Lets do a generic treatment of the problem in 3D space using Newtonian mechanics.
Suppose the vector field in cartesian coordinates is ##\vec{F}(x,y,z,t)=(F_x(x,y,z,t),F_y(x,y,z,t),F_z(x,y,z,t))##. ( I took the field to have 3 components one in each axis and also that the field is time-dependent.).
then from Newton's 2nd law ##\vec{F}=m\frac{d^2\vec{r}}{dt^2}## where ##\vec{r}=(x(t),y(t),z(t))## the position vector of the object at time t, and treating the law component-wise we get the following 3 equations (assuming for simplicity that m=1):
##\frac{d^2x(t)}{dt^2}=F_x(x(t),y(t),z(t),t) (1)##
##\frac{d^2y(t)}{dt^2}=F_y(x(t),y(t),z(t),t) (2)##
##\frac{d^2z(t)}{dt^2}=F_z(x(t),y(t),z(t),t) (3)##
As you can see the 3 differential equations (that are linear regarding their left hand side)
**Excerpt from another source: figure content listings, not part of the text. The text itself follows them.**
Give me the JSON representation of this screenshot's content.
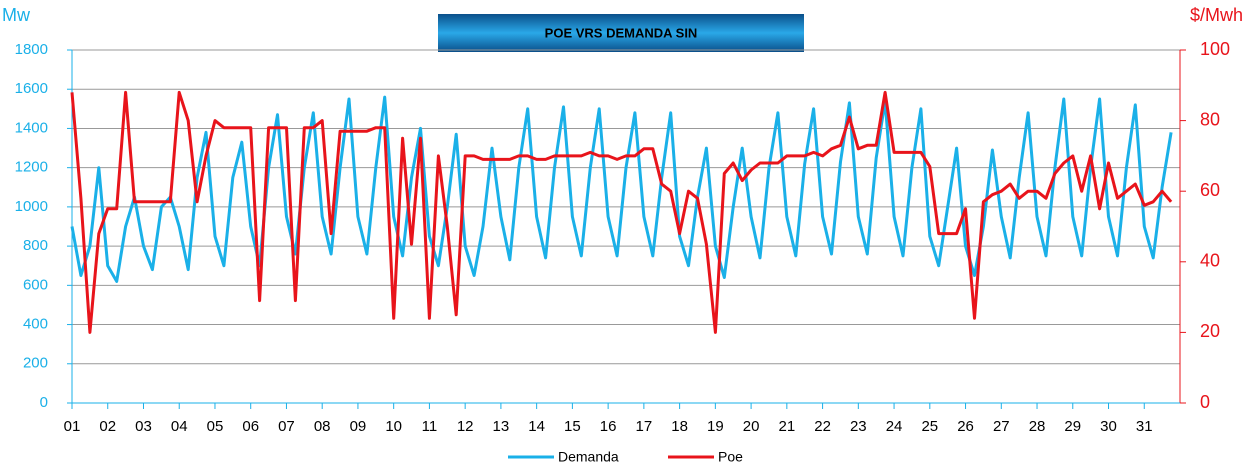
{
  "chart_data": {
    "type": "line",
    "title": "POE VRS DEMANDA SIN",
    "ylabel": "Mw",
    "y2label": "$/Mwh",
    "xlim": [
      1,
      32
    ],
    "xticks": [
      {
        "value": 1,
        "label": "01"
      },
      {
        "value": 2,
        "label": "02"
      },
      {
        "value": 3,
        "label": "03"
      },
      {
        "value": 4,
        "label": "04"
      },
      {
        "value": 5,
        "label": "05"
      },
      {
        "value": 6,
        "label": "06"
      },
      {
        "value": 7,
        "label": "07"
      },
      {
        "value": 8,
        "label": "08"
      },
      {
        "value": 9,
        "label": "09"
      },
      10,
      11,
      12,
      13,
      14,
      15,
      16,
      17,
      18,
      19,
      20,
      21,
      22,
      23,
      24,
      25,
      26,
      27,
      28,
      29,
      30,
      31
    ],
    "ylim": [
      0,
      1800
    ],
    "yticks": [
      0,
      200,
      400,
      600,
      800,
      1000,
      1200,
      1400,
      1600,
      1800
    ],
    "y2lim": [
      0,
      100
    ],
    "y2ticks": [
      0,
      20,
      40,
      60,
      80,
      100
    ],
    "grid": true,
    "x": [
      1,
      1.25,
      1.5,
      1.75,
      2,
      2.25,
      2.5,
      2.75,
      3,
      3.25,
      3.5,
      3.75,
      4,
      4.25,
      4.5,
      4.75,
      5,
      5.25,
      5.5,
      5.75,
      6,
      6.25,
      6.5,
      6.75,
      7,
      7.25,
      7.5,
      7.75,
      8,
      8.25,
      8.5,
      8.75,
      9,
      9.25,
      9.5,
      9.75,
      10,
      10.25,
      10.5,
      10.75,
      11,
      11.25,
      11.5,
      11.75,
      12,
      12.25,
      12.5,
      12.75,
      13,
      13.25,
      13.5,
      13.75,
      14,
      14.25,
      14.5,
      14.75,
      15,
      15.25,
      15.5,
      15.75,
      16,
      16.25,
      16.5,
      16.75,
      17,
      17.25,
      17.5,
      17.75,
      18,
      18.25,
      18.5,
      18.75,
      19,
      19.25,
      19.5,
      19.75,
      20,
      20.25,
      20.5,
      20.75,
      21,
      21.25,
      21.5,
      21.75,
      22,
      22.25,
      22.5,
      22.75,
      23,
      23.25,
      23.5,
      23.75,
      24,
      24.25,
      24.5,
      24.75,
      25,
      25.25,
      25.5,
      25.75,
      26,
      26.25,
      26.5,
      26.75,
      27,
      27.25,
      27.5,
      27.75,
      28,
      28.25,
      28.5,
      28.75,
      29,
      29.25,
      29.5,
      29.75,
      30,
      30.25,
      30.5,
      30.75,
      31,
      31.25,
      31.5,
      31.75
    ],
    "series": [
      {
        "name": "Demanda",
        "color": "#1ab0e8",
        "values": [
          900,
          650,
          800,
          1200,
          700,
          620,
          900,
          1050,
          800,
          680,
          1000,
          1050,
          900,
          680,
          1150,
          1380,
          850,
          700,
          1150,
          1330,
          900,
          700,
          1200,
          1470,
          950,
          760,
          1200,
          1480,
          950,
          760,
          1200,
          1550,
          950,
          760,
          1200,
          1560,
          950,
          750,
          1150,
          1400,
          850,
          700,
          1000,
          1370,
          800,
          650,
          900,
          1300,
          950,
          730,
          1200,
          1500,
          950,
          740,
          1200,
          1510,
          950,
          750,
          1200,
          1500,
          950,
          750,
          1200,
          1480,
          950,
          750,
          1150,
          1480,
          850,
          700,
          1050,
          1300,
          800,
          640,
          1000,
          1300,
          950,
          740,
          1200,
          1480,
          950,
          750,
          1220,
          1500,
          950,
          760,
          1230,
          1530,
          950,
          760,
          1250,
          1540,
          950,
          750,
          1200,
          1500,
          850,
          700,
          1000,
          1300,
          800,
          650,
          900,
          1290,
          950,
          740,
          1150,
          1480,
          950,
          750,
          1200,
          1550,
          950,
          750,
          1200,
          1550,
          950,
          750,
          1200,
          1520,
          900,
          740,
          1100,
          1380
        ]
      },
      {
        "name": "Poe",
        "color": "#e8141b",
        "axis": "y2",
        "values": [
          88,
          58,
          20,
          48,
          55,
          55,
          88,
          57,
          57,
          57,
          57,
          57,
          88,
          80,
          57,
          70,
          80,
          78,
          78,
          78,
          78,
          29,
          78,
          78,
          78,
          29,
          78,
          78,
          80,
          48,
          77,
          77,
          77,
          77,
          78,
          78,
          24,
          75,
          45,
          75,
          24,
          70,
          50,
          25,
          70,
          70,
          69,
          69,
          69,
          69,
          70,
          70,
          69,
          69,
          70,
          70,
          70,
          70,
          71,
          70,
          70,
          69,
          70,
          70,
          72,
          72,
          62,
          60,
          48,
          60,
          58,
          45,
          20,
          65,
          68,
          63,
          66,
          68,
          68,
          68,
          70,
          70,
          70,
          71,
          70,
          72,
          73,
          81,
          72,
          73,
          73,
          88,
          71,
          71,
          71,
          71,
          67,
          48,
          48,
          48,
          55,
          24,
          57,
          59,
          60,
          62,
          58,
          60,
          60,
          58,
          65,
          68,
          70,
          60,
          70,
          55,
          68,
          58,
          60,
          62,
          56,
          57,
          60,
          57
        ]
      }
    ]
  }
}
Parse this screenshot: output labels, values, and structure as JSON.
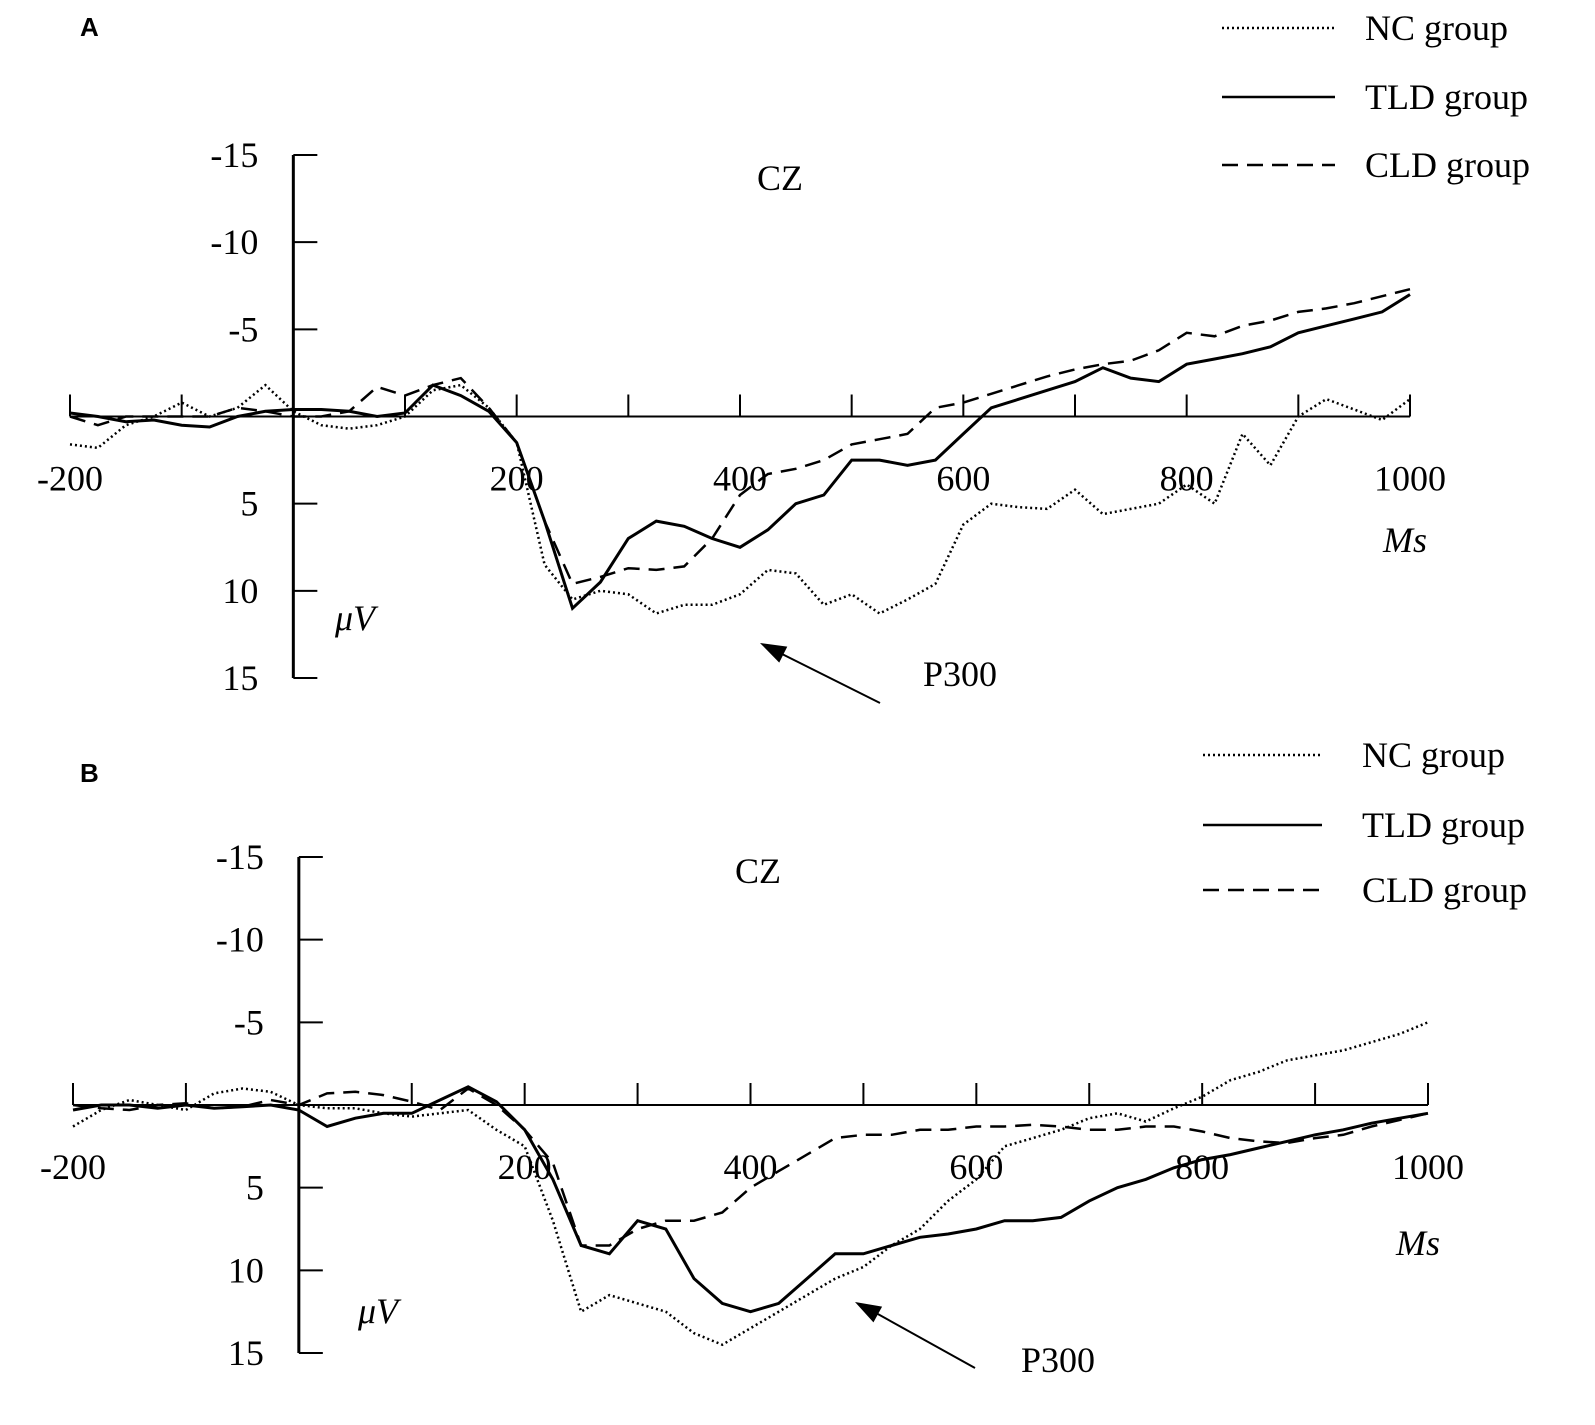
{
  "chart_data": [
    {
      "type": "line",
      "panel": "A",
      "title": "CZ",
      "x_label": "Ms",
      "y_label": "μV",
      "annotation": "P300",
      "xlim": [
        -200,
        1000
      ],
      "ylim": [
        15,
        -15
      ],
      "xticks": [
        -200,
        200,
        400,
        600,
        800,
        1000
      ],
      "xticks_minor": [
        -100,
        0,
        100,
        300,
        500,
        700,
        900
      ],
      "yticks": [
        -15,
        -10,
        -5,
        5,
        10,
        15
      ],
      "x": [
        -200,
        -175,
        -150,
        -125,
        -100,
        -75,
        -50,
        -25,
        0,
        25,
        50,
        75,
        100,
        125,
        150,
        175,
        200,
        225,
        250,
        275,
        300,
        325,
        350,
        375,
        400,
        425,
        450,
        475,
        500,
        525,
        550,
        575,
        600,
        625,
        650,
        675,
        700,
        725,
        750,
        775,
        800,
        825,
        850,
        875,
        900,
        925,
        950,
        975,
        1000
      ],
      "series": [
        {
          "name": "NC group",
          "color": "#000000",
          "dash": "dotted",
          "values": [
            1.6,
            1.8,
            0.5,
            0,
            -0.8,
            0,
            -0.5,
            -1.8,
            -0.3,
            0.5,
            0.7,
            0.5,
            0,
            -1.5,
            -1.8,
            -0.5,
            1.5,
            8.5,
            10.5,
            10,
            10.2,
            11.3,
            10.8,
            10.8,
            10.2,
            8.8,
            9,
            10.8,
            10.2,
            11.3,
            10.5,
            9.6,
            6.2,
            5,
            5.2,
            5.3,
            4.2,
            5.6,
            5.3,
            5,
            3.9,
            5,
            1,
            2.8,
            0,
            -1,
            -0.4,
            0.2,
            -1
          ]
        },
        {
          "name": "TLD group",
          "color": "#000000",
          "dash": "solid",
          "values": [
            -0.2,
            0,
            0.3,
            0.2,
            0.5,
            0.6,
            0,
            -0.3,
            -0.4,
            -0.4,
            -0.3,
            0,
            -0.2,
            -1.8,
            -1.2,
            -0.3,
            1.5,
            6,
            11,
            9.5,
            7,
            6,
            6.3,
            7,
            7.5,
            6.5,
            5,
            4.5,
            2.5,
            2.5,
            2.8,
            2.5,
            1,
            -0.5,
            -1,
            -1.5,
            -2,
            -2.8,
            -2.2,
            -2,
            -3,
            -3.3,
            -3.6,
            -4,
            -4.8,
            -5.2,
            -5.6,
            -6,
            -7
          ]
        },
        {
          "name": "CLD group",
          "color": "#000000",
          "dash": "dashed",
          "values": [
            0,
            0.5,
            0,
            0,
            0,
            0,
            -0.5,
            -0.3,
            0,
            0,
            -0.3,
            -1.7,
            -1.2,
            -1.8,
            -2.2,
            -0.5,
            1.5,
            6,
            9.6,
            9.2,
            8.7,
            8.8,
            8.6,
            7,
            4.5,
            3.3,
            3,
            2.5,
            1.6,
            1.3,
            1,
            -0.5,
            -0.8,
            -1.3,
            -1.8,
            -2.3,
            -2.7,
            -3,
            -3.2,
            -3.8,
            -4.8,
            -4.6,
            -5.2,
            -5.5,
            -6,
            -6.2,
            -6.5,
            -6.9,
            -7.3
          ]
        }
      ]
    },
    {
      "type": "line",
      "panel": "B",
      "title": "CZ",
      "x_label": "Ms",
      "y_label": "μV",
      "annotation": "P300",
      "xlim": [
        -200,
        1000
      ],
      "ylim": [
        15,
        -15
      ],
      "xticks": [
        -200,
        200,
        400,
        600,
        800,
        1000
      ],
      "xticks_minor": [
        -100,
        0,
        100,
        300,
        500,
        700,
        900
      ],
      "yticks": [
        -15,
        -10,
        -5,
        5,
        10,
        15
      ],
      "x": [
        -200,
        -175,
        -150,
        -125,
        -100,
        -75,
        -50,
        -25,
        0,
        25,
        50,
        75,
        100,
        125,
        150,
        175,
        200,
        225,
        250,
        275,
        300,
        325,
        350,
        375,
        400,
        425,
        450,
        475,
        500,
        525,
        550,
        575,
        600,
        625,
        650,
        675,
        700,
        725,
        750,
        775,
        800,
        825,
        850,
        875,
        900,
        925,
        950,
        975,
        1000
      ],
      "series": [
        {
          "name": "NC group",
          "color": "#000000",
          "dash": "dotted",
          "values": [
            1.3,
            0.3,
            -0.3,
            0,
            0.3,
            -0.7,
            -1,
            -0.8,
            0,
            0.2,
            0.2,
            0.5,
            0.7,
            0.5,
            0.3,
            1.5,
            2.5,
            7,
            12.5,
            11.5,
            12,
            12.5,
            13.8,
            14.5,
            13.5,
            12.5,
            11.5,
            10.5,
            9.8,
            8.5,
            7.5,
            5.8,
            4.5,
            2.5,
            2,
            1.5,
            0.8,
            0.5,
            1,
            0.2,
            -0.5,
            -1.5,
            -2,
            -2.7,
            -3,
            -3.3,
            -3.8,
            -4.3,
            -5
          ]
        },
        {
          "name": "TLD group",
          "color": "#000000",
          "dash": "solid",
          "values": [
            0.3,
            0,
            0,
            0.2,
            0,
            0.2,
            0.1,
            0,
            0.3,
            1.3,
            0.8,
            0.5,
            0.5,
            -0.3,
            -1.1,
            -0.2,
            1.5,
            4.5,
            8.5,
            9,
            7,
            7.5,
            10.5,
            12,
            12.5,
            12,
            10.5,
            9,
            9,
            8.5,
            8,
            7.8,
            7.5,
            7,
            7,
            6.8,
            5.8,
            5,
            4.5,
            3.8,
            3.3,
            3,
            2.6,
            2.2,
            1.8,
            1.5,
            1.1,
            0.8,
            0.5
          ]
        },
        {
          "name": "CLD group",
          "color": "#000000",
          "dash": "dashed",
          "values": [
            0,
            0.2,
            0.3,
            0,
            -0.1,
            0.2,
            0.1,
            -0.3,
            0,
            -0.7,
            -0.8,
            -0.6,
            -0.2,
            0.3,
            -1,
            0,
            1.5,
            3.5,
            8.5,
            8.5,
            7.5,
            7,
            7,
            6.5,
            5,
            4,
            3,
            2,
            1.8,
            1.8,
            1.5,
            1.5,
            1.3,
            1.3,
            1.2,
            1.3,
            1.5,
            1.5,
            1.3,
            1.3,
            1.6,
            2,
            2.2,
            2.3,
            2,
            1.8,
            1.3,
            0.9,
            0.5
          ]
        }
      ]
    }
  ]
}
are coupled, meaning for example that x(t) depends also from y(t) and z(t),
and in the right hand side of the equations, that each coordinate appears as argument inside the function of each component of the field , for example in 1st equation x(t) appears inside ##F_x## as its first argument. This fact might make the differential equation non-linear depending what is the form of ##F_x,F_y,F_z## and non-linear differential equations are much harder to solve than linear ones.
These two things make the equations hard to solve even for relatively simple expressions for the components of the field, so quite often we have to resort to numerical solution techniques.